REGIONES CAPACES DE COMPETIR
Nuestro objetivo es que cada región sea capaz de encontrar el camino de su desarrollo, aprovechando sus ventajas comparativas, desarrollando sus vocaciones productivas y relacionándose con el resto del mundo, fortaleciendo su propia identidad, sin depender de concesiones o permisos desde la capital.
Al igual que ocurre con los países, la competitividad de cada región depende de su acceso a los recursos que hoy son más valorados: los recursos humanos calificados, el conocimiento, la capacidad de innovación, la tecnología y la conectividad. Hoy éstos están distribuidos muy desigualmente. Para revertir esta situación estableceremos una política activa de fortalecimiento de la competitividad de las regiones.
Para que ellas puedan desarrollar sus proyectos y competir en igualdad de condiciones, apoyaremos activamente la formación, retención y traslado de profesionales calificados a regiones. Con este propósito, fortaleceremos las universidades regionales. Permitiremos que el Estado pague parcial o totalmente el crédito universitario de profesionales jóvenes que se radiquen en regiones para desempeñar funciones claves para el desarrollo social y productivo de éstas.
Del mismo modo, aprovecharemos las oportunidades que brindará el Fondo Nacional de Innovación para promover proyectos asociativos de innovación y desarrollo tecnológico en regiones.
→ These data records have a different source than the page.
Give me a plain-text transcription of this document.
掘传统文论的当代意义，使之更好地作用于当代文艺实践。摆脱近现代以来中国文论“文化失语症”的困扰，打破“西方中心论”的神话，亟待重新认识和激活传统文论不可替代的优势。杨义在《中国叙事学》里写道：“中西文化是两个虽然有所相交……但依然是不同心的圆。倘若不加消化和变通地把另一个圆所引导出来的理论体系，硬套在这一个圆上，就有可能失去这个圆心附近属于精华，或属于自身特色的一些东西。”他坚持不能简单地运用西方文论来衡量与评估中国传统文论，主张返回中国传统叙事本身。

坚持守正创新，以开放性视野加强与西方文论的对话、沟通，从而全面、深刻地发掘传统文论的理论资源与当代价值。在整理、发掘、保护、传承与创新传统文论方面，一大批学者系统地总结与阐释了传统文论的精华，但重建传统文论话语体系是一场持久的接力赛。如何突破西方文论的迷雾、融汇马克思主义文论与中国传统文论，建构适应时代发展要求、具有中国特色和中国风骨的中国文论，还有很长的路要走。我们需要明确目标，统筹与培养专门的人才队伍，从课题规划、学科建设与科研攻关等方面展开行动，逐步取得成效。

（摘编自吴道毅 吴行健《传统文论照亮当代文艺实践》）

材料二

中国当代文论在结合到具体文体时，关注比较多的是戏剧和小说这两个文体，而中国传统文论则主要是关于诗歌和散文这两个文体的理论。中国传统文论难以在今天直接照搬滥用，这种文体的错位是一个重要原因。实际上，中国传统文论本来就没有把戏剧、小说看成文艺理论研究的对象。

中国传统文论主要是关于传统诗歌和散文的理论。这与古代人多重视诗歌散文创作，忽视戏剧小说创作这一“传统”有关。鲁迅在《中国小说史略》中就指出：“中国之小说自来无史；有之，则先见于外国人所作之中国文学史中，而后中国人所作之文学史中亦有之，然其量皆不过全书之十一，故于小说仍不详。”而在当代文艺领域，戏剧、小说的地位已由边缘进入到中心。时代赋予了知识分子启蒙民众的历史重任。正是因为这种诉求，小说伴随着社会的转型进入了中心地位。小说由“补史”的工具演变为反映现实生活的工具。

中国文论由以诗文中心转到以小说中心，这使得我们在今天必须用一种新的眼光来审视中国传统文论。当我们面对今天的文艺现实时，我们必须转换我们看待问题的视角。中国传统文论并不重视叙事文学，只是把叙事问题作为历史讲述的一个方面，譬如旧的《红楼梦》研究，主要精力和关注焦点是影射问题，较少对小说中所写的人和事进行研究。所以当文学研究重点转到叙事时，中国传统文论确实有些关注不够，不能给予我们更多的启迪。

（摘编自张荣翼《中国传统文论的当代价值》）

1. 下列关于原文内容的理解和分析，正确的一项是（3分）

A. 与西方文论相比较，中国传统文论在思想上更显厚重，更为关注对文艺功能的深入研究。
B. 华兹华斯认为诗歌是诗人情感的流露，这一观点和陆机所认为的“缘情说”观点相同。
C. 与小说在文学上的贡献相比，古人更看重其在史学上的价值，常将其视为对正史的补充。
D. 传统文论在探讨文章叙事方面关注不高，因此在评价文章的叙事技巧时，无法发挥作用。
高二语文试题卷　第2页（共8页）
La experiencia del Centro de Altos Estudios en Valdivia o del Centro de Biotecnología de Concepción muestra que no es necesario estar en Santiago para hacer ciencia de clase mundial. Nuestra estrategia nacional de innovación considerará a las regiones como actores centrales en el esfuerzo por reorientar la estrategia de desarrollo del país desde la explotación de recursos naturales no renovables hasta el desarrollo de nuevas industrias basadas en el talento de nuestra gente. Esto requerirá una inversión sostenida en la capacidad de innovación, así como alentar a las empresas, institutos y universidades a participar en proyectos asociativos regionales.
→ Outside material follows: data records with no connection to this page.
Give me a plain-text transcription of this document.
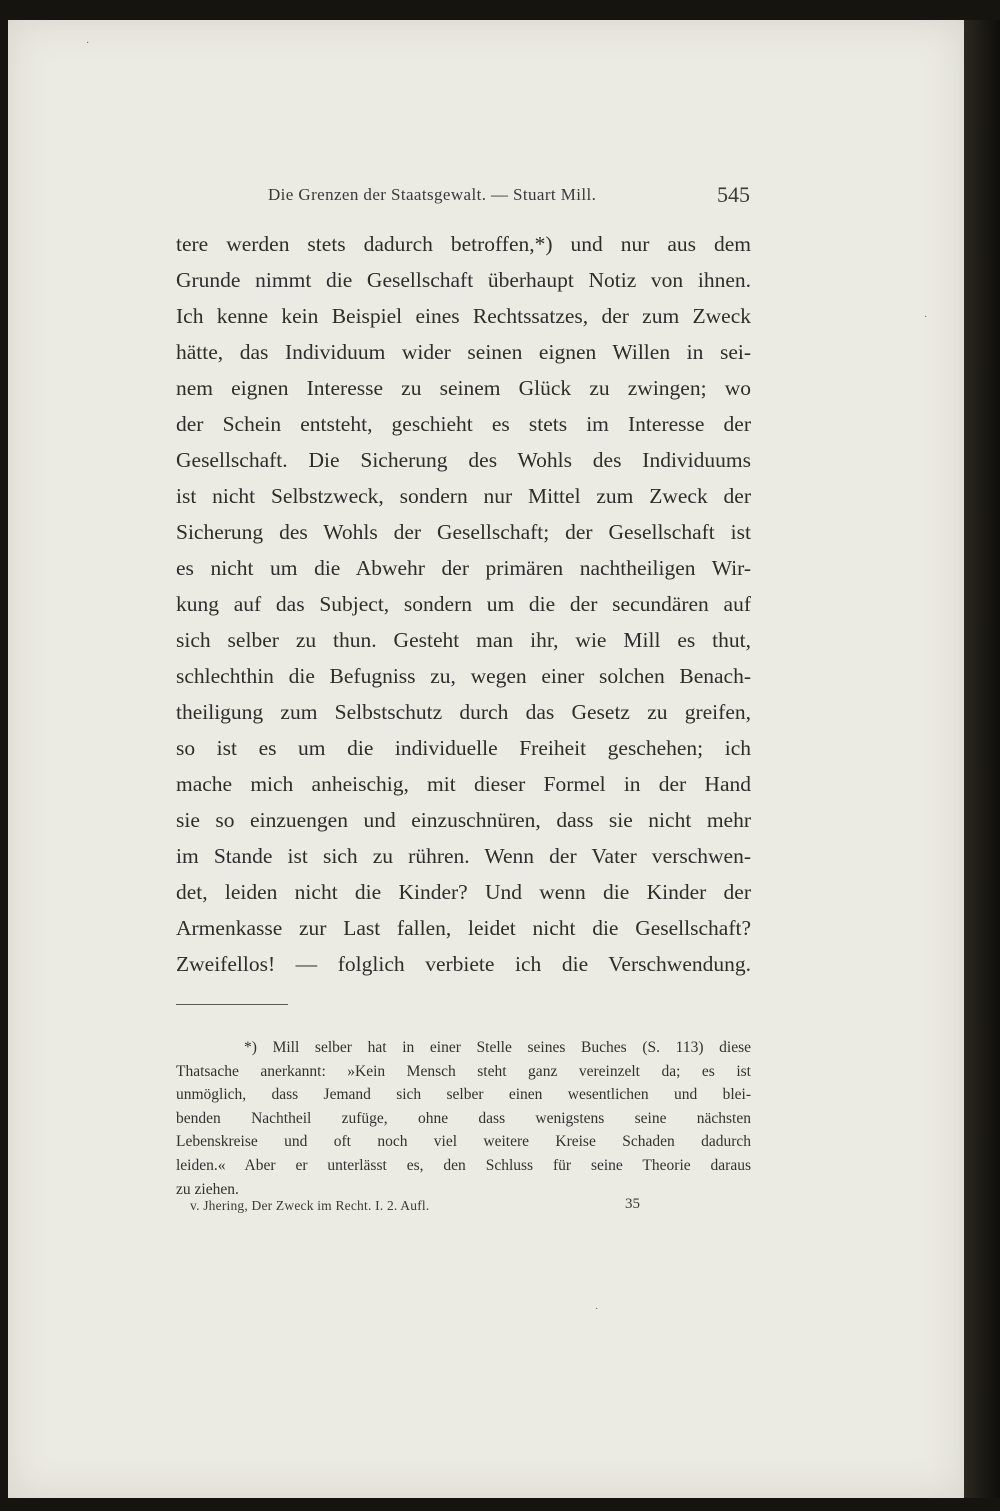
Die Grenzen der Staatsgewalt. — Stuart Mill.	545
tere werden stets dadurch betroffen,*) und nur aus dem
Grunde nimmt die Gesellschaft überhaupt Notiz von ihnen.
Ich kenne kein Beispiel eines Rechtssatzes, der zum Zweck
hätte, das Individuum wider seinen eignen Willen in sei-
nem eignen Interesse zu seinem Glück zu zwingen; wo
der Schein entsteht, geschieht es stets im Interesse der
Gesellschaft. Die Sicherung des Wohls des Individuums
ist nicht Selbstzweck, sondern nur Mittel zum Zweck der
Sicherung des Wohls der Gesellschaft; der Gesellschaft ist
es nicht um die Abwehr der primären nachtheiligen Wir-
kung auf das Subject, sondern um die der secundären auf
sich selber zu thun. Gesteht man ihr, wie Mill es thut,
schlechthin die Befugniss zu, wegen einer solchen Benach-
theiligung zum Selbstschutz durch das Gesetz zu greifen,
so ist es um die individuelle Freiheit geschehen; ich
mache mich anheischig, mit dieser Formel in der Hand
sie so einzuengen und einzuschnüren, dass sie nicht mehr
im Stande ist sich zu rühren. Wenn der Vater verschwen-
det, leiden nicht die Kinder? Und wenn die Kinder der
Armenkasse zur Last fallen, leidet nicht die Gesellschaft?
Zweifellos! — folglich verbiete ich die Verschwendung.
*) Mill selber hat in einer Stelle seines Buches (S. 113) diese
Thatsache anerkannt: »Kein Mensch steht ganz vereinzelt da; es ist
unmöglich, dass Jemand sich selber einen wesentlichen und blei-
benden Nachtheil zufüge, ohne dass wenigstens seine nächsten
Lebenskreise und oft noch viel weitere Kreise Schaden dadurch
leiden.« Aber er unterlässt es, den Schluss für seine Theorie daraus
zu ziehen.
v. Jhering, Der Zweck im Recht. I. 2. Aufl.	35
·
·
·
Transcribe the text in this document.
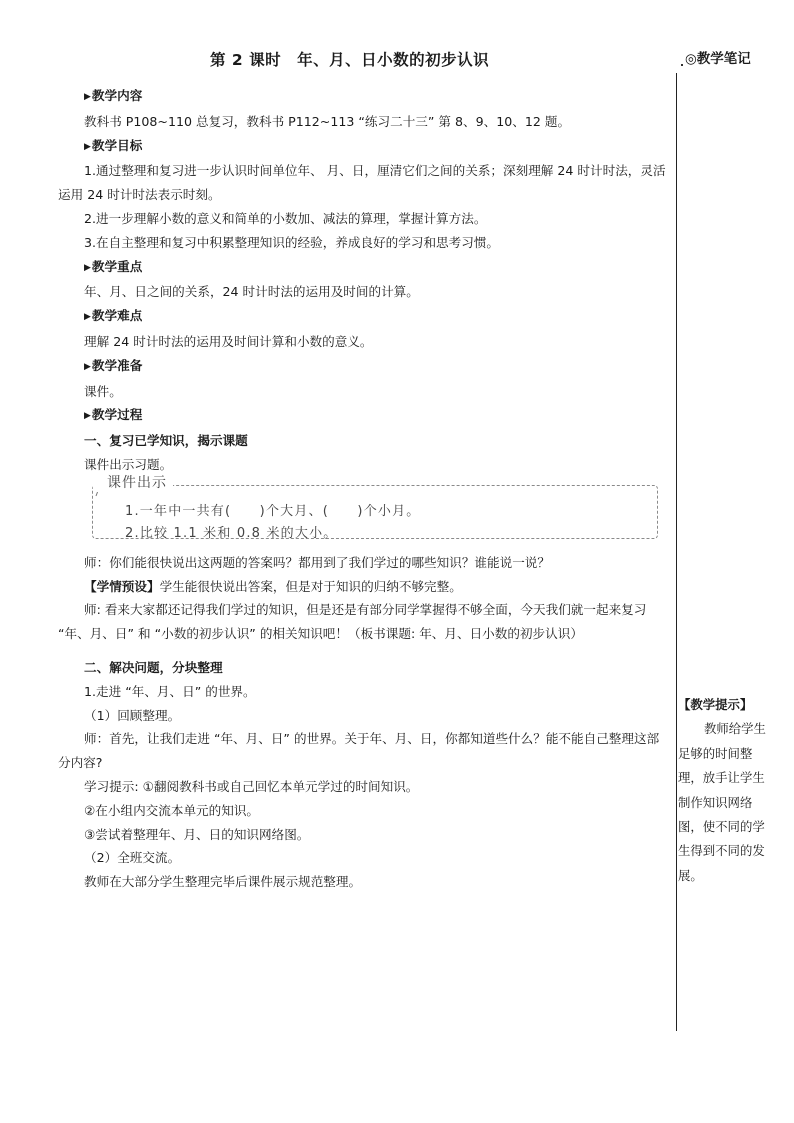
第 2 课时　年、月、日小数的初步认识	◎教学笔记
▶教学内容
教科书 P108~110 总复习，教科书 P112~113 “练习二十三” 第 8、9、10、12 题。
▶教学目标
1.通过整理和复习进一步认识时间单位年、 月、日，厘清它们之间的关系；深刻理解 24 时计时法，灵活运用 24 时计时法表示时刻。
2.进一步理解小数的意义和简单的小数加、减法的算理，掌握计算方法。
3.在自主整理和复习中积累整理知识的经验，养成良好的学习和思考习惯。
▶教学重点
年、月、日之间的关系，24 时计时法的运用及时间的计算。
▶教学难点
理解 24 时计时法的运用及时间计算和小数的意义。
▶教学准备
课件。
▶教学过程
一、复习已学知识，揭示课题
课件出示习题。
课件出示
1.一年中一共有(　　)个大月、(　　)个小月。
2.比较 1.1 米和 0.8 米的大小。
师：你们能很快说出这两题的答案吗？都用到了我们学过的哪些知识？谁能说一说？
【学情预设】学生能很快说出答案，但是对于知识的归纳不够完整。
师: 看来大家都还记得我们学过的知识，但是还是有部分同学掌握得不够全面，今天我们就一起来复习 “年、月、日” 和 “小数的初步认识” 的相关知识吧！（板书课题: 年、月、日小数的初步认识）
二、解决问题，分块整理
1.走进 “年、月、日” 的世界。
（1）回顾整理。
师：首先，让我们走进 “年、月、日” 的世界。关于年、月、日，你都知道些什么？能不能自己整理这部分内容?
学习提示: ①翻阅教科书或自己回忆本单元学过的时间知识。
②在小组内交流本单元的知识。
③尝试着整理年、月、日的知识网络图。
（2）全班交流。
教师在大部分学生整理完毕后课件展示规范整理。
【教学提示】
教师给学生足够的时间整理，放手让学生制作知识网络图，使不同的学生得到不同的发展。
Para que las regiones sean capaces de desarrollar sus ventajas competitivas, tengan acceso al conocimiento y a la innovación, es también necesario que éstas estén plenamente conectadas al mundo. Las nuevas tecnologías de la información y las comunicaciones ofrecen hoy esa oportunidad, pero se requiere una infraestructura apropiada. En el transcurso del próximo gobierno todas las regiones de Chile, incluyendo las más apartadas del extremo austral, deberán estar conectadas al mundo, al conocimiento y a los mercados a través de servicios de banda ancha de alta velocidad. Así como en otras políticas destinadas a combatir las desigualdades se recurre a la discriminación positiva a favor de los más postergados, lo mismo debe ocurrir en relación a las regiones. La estrategia nacional de innovación debe otorgar prioridad a las regiones de menores recursos. Los habitantes del resto del país tampoco pueden financiar los altos costos de mantener y desarrollar la infraestructura de
UNA ESTRATEGIA INTELIGENTE PARA AVANZAR
La descentralización en Chile ha esperado demasiado tiempo como para que quede sujeta a la improvisación. Necesitamos una estrategia inteligente que reconozca la magnitud del desafío, empuje con decisión las reformas más urgentes, sume voluntades y sea capaz de reconocer la diversidad de las regiones y las comunas del país. Un avance decidido hacia la descentralización deberá luchar no sólo contra el poder de la capital y la burocracia de los ministerios sectoriales, sino también contra el populismo, la apatía y el subcentralismo que se genera en torno a las capitales regionales. La descentralización requiere desmontar gradualmente la cultura y la práctica del centralismo, y reemplazarla por nuevas instituciones y nuevas capacidades en las regiones. Con ese fin, recurriremos a facultades legales recientemente aprobadas para traspasar funciones desde el nivel central a las regiones, y reestructuraremos la dispersa institucionalidad de apoyo a la descentralización.
Una de las herencias culturales del centralismo contra la que deberemos luchar es el pensar en los gobiernos regionales y las municipalidades como una masa uniforme, sujeta a políticas homogéneas. El proceso de descentralización debe apoyar especialmente a las regiones y comunas con más problemas, pero también debe ser capaz de darles espacio para avanzar a aquellas más capaces y dinámicas. Por esta razón, el traspaso de recursos y competencias debe poder actuar selectivamente, de manera que las comunidades con instituciones más exitosas no estén forzadas a seguir el ritmo de las más rezagadas.